I glance at Junie and do quick math. “Maybe eighteen years ago. I didn’t come back after I left for college.”

“So you and Flint wouldn’t have been here at the same time,” she muses.

Hello, story that I don’t think I want to hear. “I have very little recollection of anyone here from back then other than Uncle Tony.”

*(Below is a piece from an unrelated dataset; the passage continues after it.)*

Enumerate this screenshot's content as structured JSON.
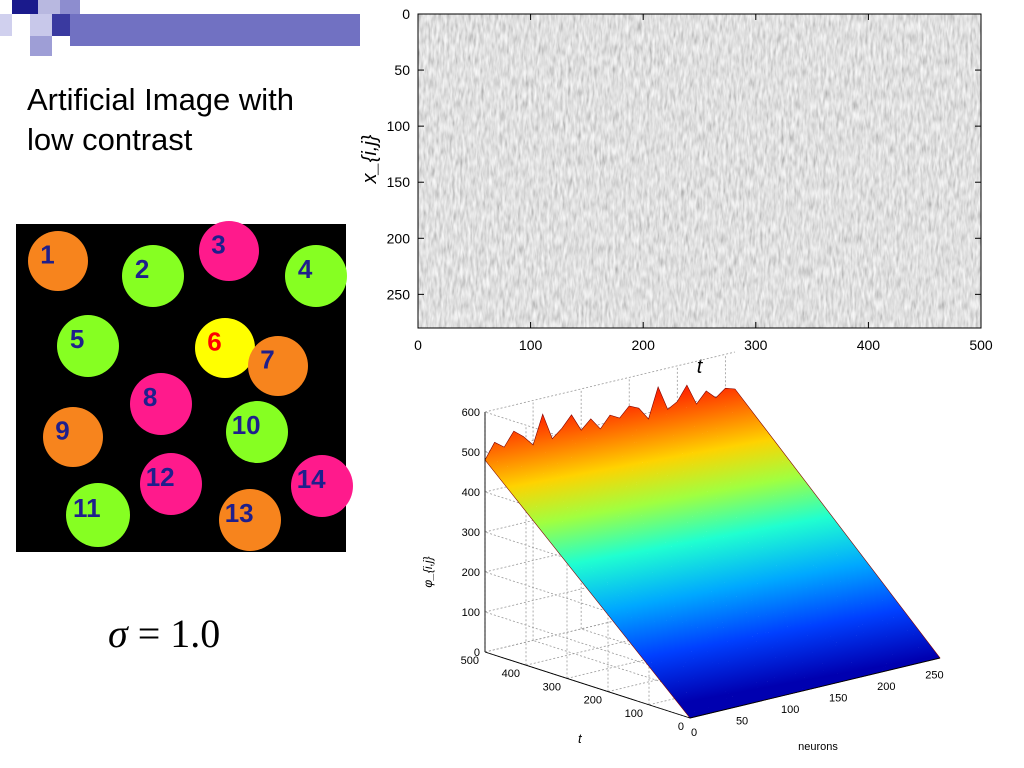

“Suppose you should know that Flint’s used the ranch for years to help struggling teenagers who needed an outlet.”

I sigh.

I get it. I do.

I’m the outsider with land that was used for good before I was here, and now things are changing, and that’s hard. “I’m not saying that’s out of the question,” I say slowly. “But I need to get liability insurance first, and that’s going to involve the ranch being inspected, and that’s going to take time.”

Opal sucks one of her cheeks in. And I don’t know if that’s a good or a bad sign. Is she amused?

Or does she think I’m some big-city person who loves lawsuits?

“I know things are different in small towns,” I say quietly. “Believe me, I’ve been in a lot of them the past six or seven years. But this is the home I need for Junie right now, and Icannotdo anything to risk her stability.”

“We’d all do anything for our children,” Opal replies, equally quietly.

“You have kids?”

“Just Flint. He moved in with me right before his junior year of high school.”

Junie peeks over the magazine.

I open my mouth to ask what happened, but Opal cuts me off.

“Are we fixing this mess or not?” she asks me.